Original post by notnek

Firstly, AB=r is incorrect.

I think you're assuming that unshaded region ABO is a sector when it isn't. A sector is enlosed by one arc and two radii. This region is enclosed by one radius and two arcs.

Surely AB is equal to r? The circle centre A has the same radius as the circle centre O, and B is a point on the circle centre A?

Reply 22

Notnek

Original post by AG98

But OB is the arc of circle radius r centre A, so AB is a radius = r?

Sorry - my mistake.

Reply 23

Louisb19

Original post by AG98

But OB is the arc of circle radius r centre A, so AB is a radius = r?

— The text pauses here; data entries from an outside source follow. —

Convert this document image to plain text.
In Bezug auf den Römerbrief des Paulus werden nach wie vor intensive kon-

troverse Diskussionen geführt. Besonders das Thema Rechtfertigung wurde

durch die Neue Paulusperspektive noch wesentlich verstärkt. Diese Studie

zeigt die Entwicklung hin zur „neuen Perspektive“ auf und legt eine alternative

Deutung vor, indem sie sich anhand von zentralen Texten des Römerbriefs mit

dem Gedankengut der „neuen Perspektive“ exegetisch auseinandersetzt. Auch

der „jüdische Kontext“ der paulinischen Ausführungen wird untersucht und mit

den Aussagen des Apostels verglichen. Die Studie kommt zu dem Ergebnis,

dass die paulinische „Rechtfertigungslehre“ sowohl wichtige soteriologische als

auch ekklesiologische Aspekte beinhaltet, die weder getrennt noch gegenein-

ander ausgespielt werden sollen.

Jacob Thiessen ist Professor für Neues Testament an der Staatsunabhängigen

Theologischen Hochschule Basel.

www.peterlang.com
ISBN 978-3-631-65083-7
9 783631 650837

You don't need to know AB for any of the calculations though. The area of the segments and sectors can be found with the radius R and the angle pi/3.

Reply 24

AG98

Original post by lizard54142

Surely AB is equal to r? The circle centre A has the same radius as the circle centre O, and B is a point on the circle centre A?

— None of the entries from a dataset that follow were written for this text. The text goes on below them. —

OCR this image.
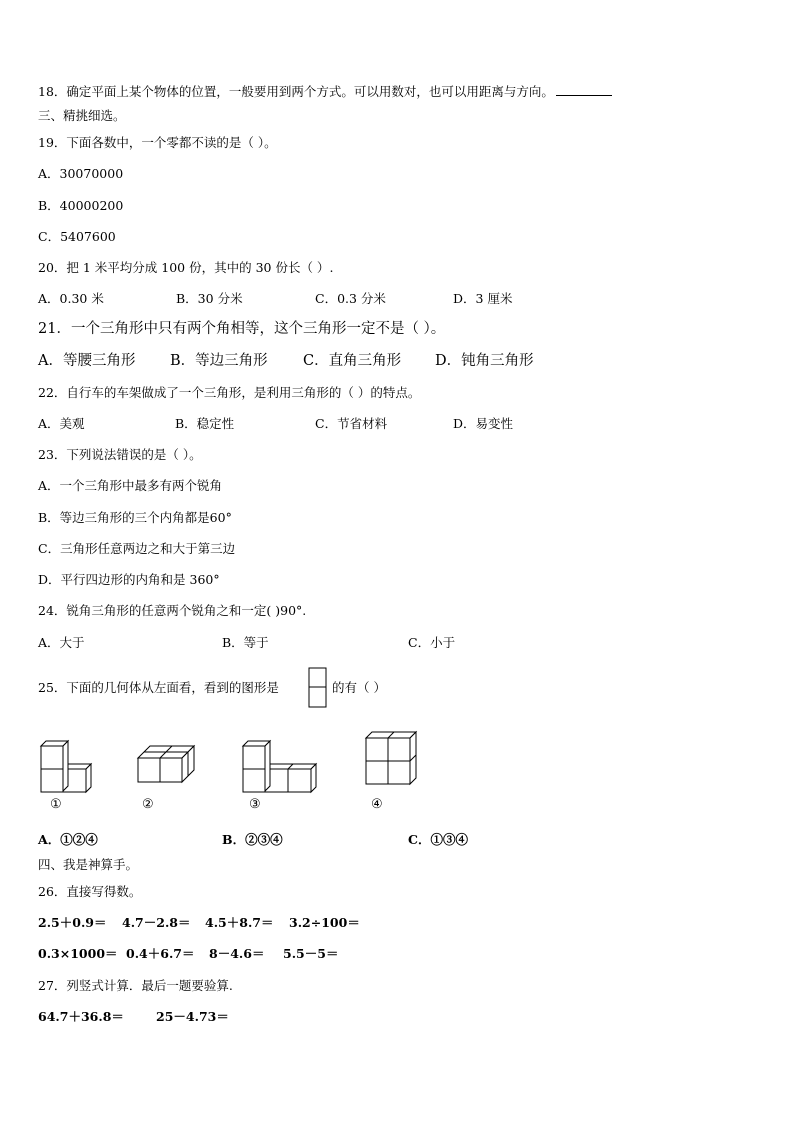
18．确定平面上某个物体的位置，一般要用到两个方式。可以用数对，也可以用距离与方向。
三、精挑细选。
19．下面各数中，一个零都不读的是（ ）。
A．30070000
B．40000200
C．5407600
20．把 1 米平均分成 100 份，其中的 30 份长（ ）.
A．0.30 米	B．30 分米	C．0.3 分米	D．3 厘米
21．一个三角形中只有两个角相等，这个三角形一定不是（ ）。
A．等腰三角形 B．等边三角形 C．直角三角形 D．钝角三角形
22．自行车的车架做成了一个三角形，是利用三角形的（ ）的特点。
A．美观	B．稳定性	C．节省材料	D．易变性
23．下列说法错误的是（ ）。
A．一个三角形中最多有两个锐角
B．等边三角形的三个内角都是60°
C．三角形任意两边之和大于第三边
D．平行四边形的内角和是 360°
24．锐角三角形的任意两个锐角之和一定( )90°.
A．大于	B．等于	C．小于
25．下面的几何体从左面看，看到的图形是	的有（ ）
①	②	③	④
A．①②④	B．②③④	C．①③④
四、我是神算手。
26．直接写得数。
2.5＋0.9＝ 4.7－2.8＝ 4.5＋8.7＝ 3.2÷100＝
0.3×1000＝ 0.4＋6.7＝ 8－4.6＝ 5.5－5＝
27．列竖式计算．最后一题要验算.
64.7＋36.8＝	25－4.73＝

That's what I thought :confused:

But I've clearly gone wrong somewhere

Reply 25

ComputerMaths97

Original post by Terminatoring

If may not be AQA but that doesn't mean it's any less important or valuable.
The thing about maths is we're all equal, regardless of the exam board the maths remains the same.

That's why i think you should help me :smile:

Posted from TSR Mobile

Nah, MEI OCR is 10x harder than Edexcel, other than that I don't know enough to comment. But Edexcel is so boringly easy it's unfair.

Reply 26

lizard54142

Original post by AG98

That's what I thought :confused:

But I've clearly gone wrong somewhere

You're correct, no worries :smile:

Reply 27

rubberduckies321

Original post by lizard54142

Someone's jumping straight to the mark scheme :wink:

Hahaha

Reply 28

Louisb19

Original post by joe12345marc

Nah, MEI OCR is 10x harder than Edexcel, other than that I don't know enough to comment. But Edexcel is so boringly easy it's unfair.

It's easy to say that when you aren't studying it.

Reply 29

ComputerMaths97

Original post by Louisb19

It's easy to say that when you aren't studying it.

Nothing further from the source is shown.